Sunshine is our main source of Vitamin D. There is no denying that irresponsible sun exposure can be dangerous, however, there are times of day when sunshine is good for us: mornings and afternoons.
Researchers are now finding further implications in childrens’ health resulting from low Vitamin D levels:
In a study of 5000 children, researchers from the Murdoch Childrens Research Institute found that one-year-olds with vitamin D deficiency were three times more likely to have a food allergy than those whose levels were sufficient. Children with two or more allergies were 10 times more likely to have vitamin D deficiency, according to the study, published in the Journal of Allergy and Clinical Immunology.
Background: Epidemiological evidence has shown that pediatric food allergy is more prevalent in regions further from the equator, suggesting that vitamin D insufficiency may play a role in this disease.
Objective: To investigate the role of vitamin D status in infantile food allergy.

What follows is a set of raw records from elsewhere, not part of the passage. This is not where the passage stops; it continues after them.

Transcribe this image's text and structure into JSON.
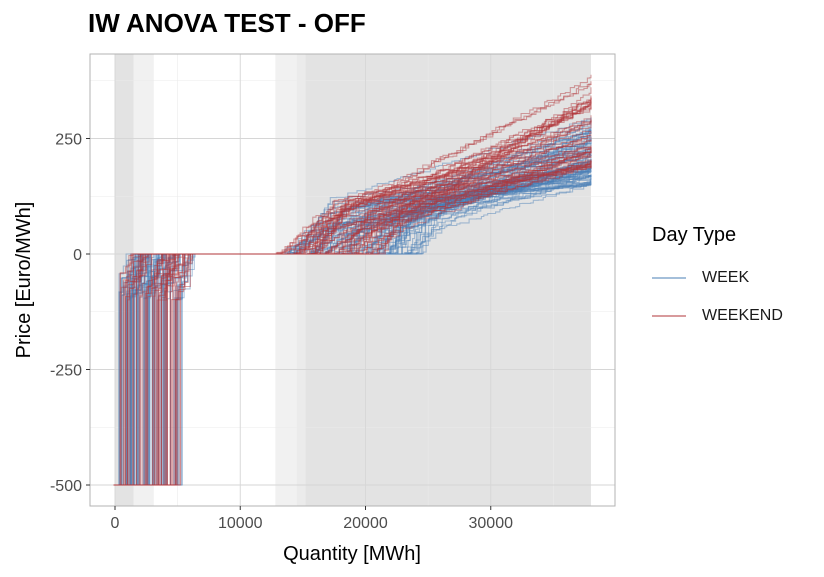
{
  "title": "IW ANOVA TEST - OFF",
  "chart_data": {
    "type": "line",
    "xlabel": "Quantity [MWh]",
    "ylabel": "Price [Euro/MWh]",
    "xlim": [
      -2000,
      40000
    ],
    "ylim": [
      -550,
      430
    ],
    "x_ticks": [
      0,
      10000,
      20000,
      30000
    ],
    "y_ticks": [
      -500,
      -250,
      0,
      250
    ],
    "x_tick_labels": [
      "0",
      "10000",
      "20000",
      "30000"
    ],
    "y_tick_labels": [
      "-500",
      "-250",
      "0",
      "250"
    ],
    "grid": true,
    "legend_title": "Day Type",
    "legend_position": "right",
    "shaded_bands": [
      {
        "x": [
          0,
          1500
        ],
        "level": "dark"
      },
      {
        "x": [
          1500,
          3100
        ],
        "level": "light"
      },
      {
        "x": [
          12800,
          14500
        ],
        "level": "light"
      },
      {
        "x": [
          14500,
          15200
        ],
        "level": "medium"
      },
      {
        "x": [
          15200,
          38000
        ],
        "level": "dark"
      }
    ],
    "series": [
      {
        "name": "WEEK",
        "color": "#4a7fb5",
        "curves": {
          "count": 85,
          "price_floor": -500,
          "floor_end_x": [
            300,
            5400
          ],
          "zero_x": [
            1400,
            6000
          ],
          "rise_start_x": [
            13000,
            24000
          ],
          "end_x": 38000,
          "end_price": [
            150,
            300
          ]
        }
      },
      {
        "name": "WEEKEND",
        "color": "#b2353a",
        "curves": {
          "count": 55,
          "price_floor": -500,
          "floor_end_x": [
            300,
            5400
          ],
          "zero_x": [
            1000,
            6000
          ],
          "rise_start_x": [
            12500,
            21000
          ],
          "end_x": 38000,
          "end_price": [
            190,
            390
          ]
        }
      }
    ]
  }
}
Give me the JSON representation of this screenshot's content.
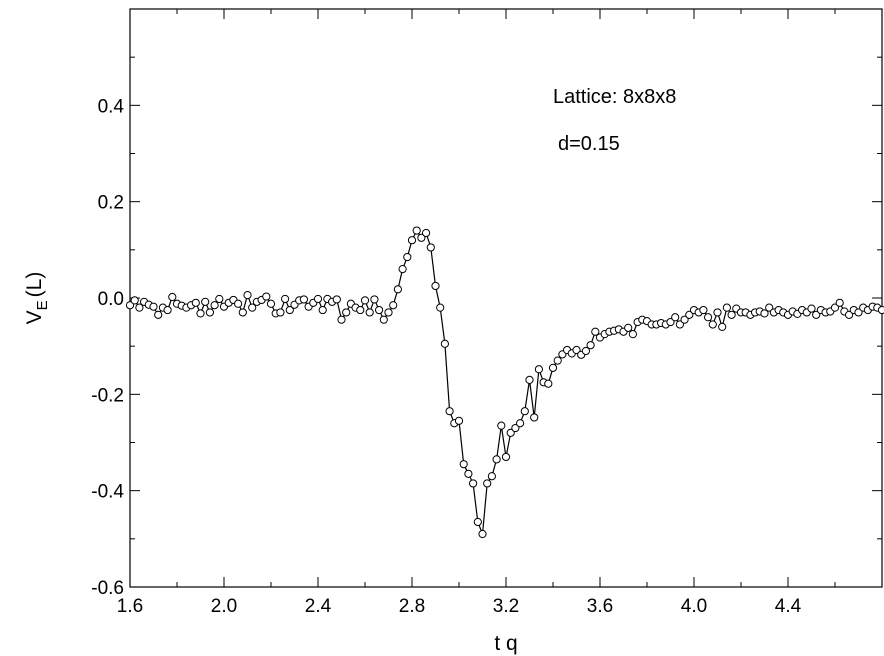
{
  "chart_data": {
    "type": "line",
    "title": "",
    "xlabel": "t q",
    "ylabel_main": "V",
    "ylabel_sub": "E",
    "ylabel_tail": "(L)",
    "xlim": [
      1.6,
      4.8
    ],
    "ylim": [
      -0.6,
      0.6
    ],
    "x_ticks": [
      1.6,
      2.0,
      2.4,
      2.8,
      3.2,
      3.6,
      4.0,
      4.4
    ],
    "x_tick_labels": [
      "1.6",
      "2.0",
      "2.4",
      "2.8",
      "3.2",
      "3.6",
      "4.0",
      "4.4"
    ],
    "y_ticks": [
      -0.6,
      -0.4,
      -0.2,
      0.0,
      0.2,
      0.4
    ],
    "y_tick_labels": [
      "-0.6",
      "-0.4",
      "-0.2",
      "0.0",
      "0.2",
      "0.4"
    ],
    "grid": false,
    "marker": "open-circle",
    "line_color": "#000000",
    "annotations": [
      "Lattice: 8x8x8",
      "d=0.15"
    ],
    "series": [
      {
        "name": "",
        "points": [
          [
            1.6,
            -0.015
          ],
          [
            1.62,
            -0.005
          ],
          [
            1.64,
            -0.02
          ],
          [
            1.66,
            -0.008
          ],
          [
            1.68,
            -0.014
          ],
          [
            1.7,
            -0.018
          ],
          [
            1.72,
            -0.035
          ],
          [
            1.74,
            -0.02
          ],
          [
            1.76,
            -0.025
          ],
          [
            1.78,
            0.002
          ],
          [
            1.8,
            -0.012
          ],
          [
            1.82,
            -0.016
          ],
          [
            1.84,
            -0.02
          ],
          [
            1.86,
            -0.015
          ],
          [
            1.88,
            -0.01
          ],
          [
            1.9,
            -0.032
          ],
          [
            1.92,
            -0.008
          ],
          [
            1.94,
            -0.03
          ],
          [
            1.96,
            -0.015
          ],
          [
            1.98,
            -0.002
          ],
          [
            2.0,
            -0.018
          ],
          [
            2.02,
            -0.01
          ],
          [
            2.04,
            -0.004
          ],
          [
            2.06,
            -0.012
          ],
          [
            2.08,
            -0.03
          ],
          [
            2.1,
            0.006
          ],
          [
            2.12,
            -0.02
          ],
          [
            2.14,
            -0.008
          ],
          [
            2.16,
            -0.004
          ],
          [
            2.18,
            0.003
          ],
          [
            2.2,
            -0.012
          ],
          [
            2.22,
            -0.032
          ],
          [
            2.24,
            -0.03
          ],
          [
            2.26,
            -0.002
          ],
          [
            2.28,
            -0.025
          ],
          [
            2.3,
            -0.014
          ],
          [
            2.32,
            -0.005
          ],
          [
            2.34,
            -0.003
          ],
          [
            2.36,
            -0.018
          ],
          [
            2.38,
            -0.01
          ],
          [
            2.4,
            -0.002
          ],
          [
            2.42,
            -0.025
          ],
          [
            2.44,
            -0.002
          ],
          [
            2.46,
            -0.008
          ],
          [
            2.48,
            -0.003
          ],
          [
            2.5,
            -0.045
          ],
          [
            2.52,
            -0.03
          ],
          [
            2.54,
            -0.012
          ],
          [
            2.56,
            -0.02
          ],
          [
            2.58,
            -0.025
          ],
          [
            2.6,
            -0.005
          ],
          [
            2.62,
            -0.03
          ],
          [
            2.64,
            -0.003
          ],
          [
            2.66,
            -0.025
          ],
          [
            2.68,
            -0.045
          ],
          [
            2.7,
            -0.03
          ],
          [
            2.72,
            -0.015
          ],
          [
            2.74,
            0.018
          ],
          [
            2.76,
            0.06
          ],
          [
            2.78,
            0.085
          ],
          [
            2.8,
            0.12
          ],
          [
            2.82,
            0.14
          ],
          [
            2.84,
            0.125
          ],
          [
            2.86,
            0.135
          ],
          [
            2.88,
            0.105
          ],
          [
            2.9,
            0.025
          ],
          [
            2.92,
            -0.02
          ],
          [
            2.94,
            -0.095
          ],
          [
            2.96,
            -0.235
          ],
          [
            2.98,
            -0.26
          ],
          [
            3.0,
            -0.255
          ],
          [
            3.02,
            -0.345
          ],
          [
            3.04,
            -0.365
          ],
          [
            3.06,
            -0.385
          ],
          [
            3.08,
            -0.465
          ],
          [
            3.1,
            -0.49
          ],
          [
            3.12,
            -0.385
          ],
          [
            3.14,
            -0.37
          ],
          [
            3.16,
            -0.335
          ],
          [
            3.18,
            -0.265
          ],
          [
            3.2,
            -0.33
          ],
          [
            3.22,
            -0.28
          ],
          [
            3.24,
            -0.27
          ],
          [
            3.26,
            -0.26
          ],
          [
            3.28,
            -0.235
          ],
          [
            3.3,
            -0.17
          ],
          [
            3.32,
            -0.248
          ],
          [
            3.34,
            -0.148
          ],
          [
            3.36,
            -0.175
          ],
          [
            3.38,
            -0.178
          ],
          [
            3.4,
            -0.145
          ],
          [
            3.42,
            -0.13
          ],
          [
            3.44,
            -0.117
          ],
          [
            3.46,
            -0.108
          ],
          [
            3.48,
            -0.115
          ],
          [
            3.5,
            -0.108
          ],
          [
            3.52,
            -0.118
          ],
          [
            3.54,
            -0.11
          ],
          [
            3.56,
            -0.098
          ],
          [
            3.58,
            -0.07
          ],
          [
            3.6,
            -0.082
          ],
          [
            3.62,
            -0.075
          ],
          [
            3.64,
            -0.07
          ],
          [
            3.66,
            -0.068
          ],
          [
            3.68,
            -0.065
          ],
          [
            3.7,
            -0.07
          ],
          [
            3.72,
            -0.062
          ],
          [
            3.74,
            -0.075
          ],
          [
            3.76,
            -0.05
          ],
          [
            3.78,
            -0.045
          ],
          [
            3.8,
            -0.048
          ],
          [
            3.82,
            -0.055
          ],
          [
            3.84,
            -0.055
          ],
          [
            3.86,
            -0.052
          ],
          [
            3.88,
            -0.055
          ],
          [
            3.9,
            -0.05
          ],
          [
            3.92,
            -0.04
          ],
          [
            3.94,
            -0.055
          ],
          [
            3.96,
            -0.045
          ],
          [
            3.98,
            -0.035
          ],
          [
            4.0,
            -0.025
          ],
          [
            4.02,
            -0.03
          ],
          [
            4.04,
            -0.025
          ],
          [
            4.06,
            -0.04
          ],
          [
            4.08,
            -0.055
          ],
          [
            4.1,
            -0.03
          ],
          [
            4.12,
            -0.06
          ],
          [
            4.14,
            -0.02
          ],
          [
            4.16,
            -0.035
          ],
          [
            4.18,
            -0.022
          ],
          [
            4.2,
            -0.03
          ],
          [
            4.22,
            -0.03
          ],
          [
            4.24,
            -0.035
          ],
          [
            4.26,
            -0.03
          ],
          [
            4.28,
            -0.028
          ],
          [
            4.3,
            -0.032
          ],
          [
            4.32,
            -0.02
          ],
          [
            4.34,
            -0.03
          ],
          [
            4.36,
            -0.025
          ],
          [
            4.38,
            -0.03
          ],
          [
            4.4,
            -0.035
          ],
          [
            4.42,
            -0.028
          ],
          [
            4.44,
            -0.033
          ],
          [
            4.46,
            -0.025
          ],
          [
            4.48,
            -0.03
          ],
          [
            4.5,
            -0.022
          ],
          [
            4.52,
            -0.035
          ],
          [
            4.54,
            -0.025
          ],
          [
            4.56,
            -0.03
          ],
          [
            4.58,
            -0.028
          ],
          [
            4.6,
            -0.02
          ],
          [
            4.62,
            -0.01
          ],
          [
            4.64,
            -0.028
          ],
          [
            4.66,
            -0.035
          ],
          [
            4.68,
            -0.025
          ],
          [
            4.7,
            -0.03
          ],
          [
            4.72,
            -0.02
          ],
          [
            4.74,
            -0.025
          ],
          [
            4.76,
            -0.018
          ],
          [
            4.78,
            -0.02
          ],
          [
            4.8,
            -0.025
          ]
        ]
      }
    ]
  }
}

Methods: A population sample of 5276 one-year-old infants underwent skin prick testing to peanut, egg, sesame, and cow’s milk or shrimp. All those with a detectable wheal and a random sample of participants with negative skin prick test results attended a hospital-based food challenge clinic. Blood samples were available for 577 infants (344 with challenge-proven food allergy, 74 sensitized but tolerant to food challenge, 159 negative on skin prick test and food challenge). Serum 25-hydroxyvitamin D levels were measured by using liquid chromatography tandem mass spectrometry. Associations between serum 25-hydroxyvitamin D and food allergy were examined by using multiple logistic regression, adjusting for potential risk and confounding factors.
Results: Infants of Australian-born parents, but not of parents born overseas, with vitamin D insufficiency (≤50 nmol/L) were more likely to be peanut (adjusted odds ratio [aOR], 11.51; 95% CI, 2.01-65.79; P = .006) and/or egg (aOR, 3.79; 95% CI, 1.19-12.08; P = .025) allergic than were those with adequate vitamin D levels independent of eczema status. Among those with Australian-born parents, infants with vitamin D insufficiency were more likely to have multiple food allergies (≥2) rather than a single food allergy (aOR, 10.48; 95% CI, 1.60-68.61 vs aOR, 1.82; 95% CI, 0.38-8.77, respectively).
Conclusions: These results provide the first direct evidence that vitamin D sufficiency may be an important protective factor for food allergy in the first year of life.
The first year of a child’s life is so very important in determining its health for the remainder of its life. An incredible concept, but so true. Here we are only looking at Vitamin D and sunshine, but what a child is exposed to in its first 12 months can made all the difference later on.